Especial: Ilkes Rosenir: a sintaxe curva de um abstrato

Por: Márcio de Lima Dantas.

Sem a loucura que é o homem 

 Mais que a besta sadia, 

Cadáver adiado que procria? 

Fernando Pessoa 

Nascido em Belém (1979), vive desde os cinco anos em Parnamirim, atuando no  ramo da propaganda e publicidade. Com relação à sua obra artística, é autodidata.  Sabemos o quanto o Abstracionismo, enquanto movimento e estilo artístico, surgido no  início do século XX, contribuiu para a evolução das formas nas artes visuais (não em  quantidade, mas em qualidade), consolidando não apenas o uso de linhas, cores e o que  podemos chamar de superfícies, na imensa planície onde frutifica a arte, em uma  permanente transmutação, de acordo com o ar do tempo. O Abstracionismo, antípoda à concepção de existir em uma pintura ou desenho a  temática ou uma imitação de algum objeto da realidade, chegou para incorporar nas  formas de pensar a arte. E em pensando a arte, levava consigo, é claro! O que sucedia em  um século povoado de diversas revoluções. O que fora ser ou estar foram destronados,  sem que para isso houvesse sido anuladas as maneiras de representar. Ocorreu, sim, uma  simultaneidade que abraçou o Figurativo e o Abstrato, lembrando que as formas de  manuseio com cores e linhas fossem mais de acordo com o espírito da época. 

Com efeito, o Abstracionismo, deixando ausente da tela sobretudo a figura  humana, empreendeu um avanço que fez olhos e ouvidos do início do século XX a  compreender a existência de outras formas de pensar, agir e se comportar socialmente. A  verdade é que tivemos de atestar e aceitar a convivência das duas correntes.  Simultaneamente despontavam em todos os países e lugares o que veio a se tornar dois  paradigmas na planície das artes visuais.
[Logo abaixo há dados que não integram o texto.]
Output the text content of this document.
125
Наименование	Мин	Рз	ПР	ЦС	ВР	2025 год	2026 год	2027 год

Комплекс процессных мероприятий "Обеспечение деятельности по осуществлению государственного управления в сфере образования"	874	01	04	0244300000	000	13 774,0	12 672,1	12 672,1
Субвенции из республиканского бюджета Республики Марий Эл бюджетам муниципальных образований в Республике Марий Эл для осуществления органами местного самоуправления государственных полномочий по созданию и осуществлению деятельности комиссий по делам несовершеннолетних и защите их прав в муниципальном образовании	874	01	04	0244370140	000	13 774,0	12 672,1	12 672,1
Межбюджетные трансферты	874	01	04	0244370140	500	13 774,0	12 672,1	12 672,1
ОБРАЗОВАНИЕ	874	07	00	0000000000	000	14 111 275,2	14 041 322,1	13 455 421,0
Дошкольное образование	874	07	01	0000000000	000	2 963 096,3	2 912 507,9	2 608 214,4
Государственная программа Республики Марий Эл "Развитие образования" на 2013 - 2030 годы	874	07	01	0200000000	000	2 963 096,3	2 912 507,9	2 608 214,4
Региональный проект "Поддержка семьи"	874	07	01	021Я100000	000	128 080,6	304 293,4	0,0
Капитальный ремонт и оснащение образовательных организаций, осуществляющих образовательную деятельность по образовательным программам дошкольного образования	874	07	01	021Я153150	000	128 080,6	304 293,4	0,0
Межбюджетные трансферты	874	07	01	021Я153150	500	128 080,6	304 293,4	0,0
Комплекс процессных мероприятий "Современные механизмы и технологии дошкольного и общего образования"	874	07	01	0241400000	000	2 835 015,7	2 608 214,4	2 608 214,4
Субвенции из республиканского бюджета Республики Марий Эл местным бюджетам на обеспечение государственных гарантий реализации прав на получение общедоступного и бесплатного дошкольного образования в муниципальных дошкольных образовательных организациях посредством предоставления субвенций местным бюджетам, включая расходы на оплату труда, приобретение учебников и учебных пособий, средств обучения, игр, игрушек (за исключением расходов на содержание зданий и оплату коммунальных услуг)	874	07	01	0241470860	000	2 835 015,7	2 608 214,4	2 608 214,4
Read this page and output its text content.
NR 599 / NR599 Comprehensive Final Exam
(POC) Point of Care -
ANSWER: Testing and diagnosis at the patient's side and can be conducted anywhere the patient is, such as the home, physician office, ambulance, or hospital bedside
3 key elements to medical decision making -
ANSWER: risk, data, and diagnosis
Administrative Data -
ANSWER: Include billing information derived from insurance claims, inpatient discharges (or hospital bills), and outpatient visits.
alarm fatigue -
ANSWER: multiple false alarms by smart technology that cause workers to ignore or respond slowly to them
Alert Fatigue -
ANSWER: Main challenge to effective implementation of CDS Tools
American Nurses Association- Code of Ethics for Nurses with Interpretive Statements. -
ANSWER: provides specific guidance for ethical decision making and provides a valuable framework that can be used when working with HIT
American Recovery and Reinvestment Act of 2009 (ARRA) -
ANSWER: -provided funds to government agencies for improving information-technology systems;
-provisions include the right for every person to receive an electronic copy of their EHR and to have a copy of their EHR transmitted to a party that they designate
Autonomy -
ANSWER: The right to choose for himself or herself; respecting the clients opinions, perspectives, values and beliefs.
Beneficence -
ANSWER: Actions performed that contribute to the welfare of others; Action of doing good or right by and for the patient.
Lugar amplo onde se convive tudo que detém  qualidade, mas também o que vem e faz um sucesso rápido, não conseguindo inscrever  seu nome na História das Artes.  Essa corrente que se compraz no manuseio de planos, cores e linhas, negando-se a representar a chamada realidade concreta, exalta a subjetividade, haja vista que convida  aquele que frui a arte a dizer uma outra nomenclatura que não as tantas correntes vinculadas ao figurativismo a que costumamos chamar de academicismo: a busca de  representar temas, objetos do mundo ou um retratíssimo, quer seja mais realista ou não. Consabido é o quanto o Abstracionismo deixou o seu legado, abrindo novos  caminhos capazes de deixar passar o que já era familiar e o que se instaura como novo, e  resulta do surgimento de uma paisagem contemporânea eivada de edifícios, autoestradas,  anonimato, muita coisa que desponta, mas os dicionários não contêm os nomes. Só para  se ter uma ideia de como isso funciona, podemos evocar a maneira como se erguia uma  residência com inúmeros paradigmas justapostos: portas, janelas, escadarias, fachadas  com decorações diversas, porém não perdia a noção de que aquilo era uma casa de  morada. Hoje não se repete mais isso. Predomina o estilo minimalista, com suas vidraças,  plantas, madeiras, rampas para os automóveis. Enfim, são linhas retas em diversos  ângulos, formando uma espécie de caixa. 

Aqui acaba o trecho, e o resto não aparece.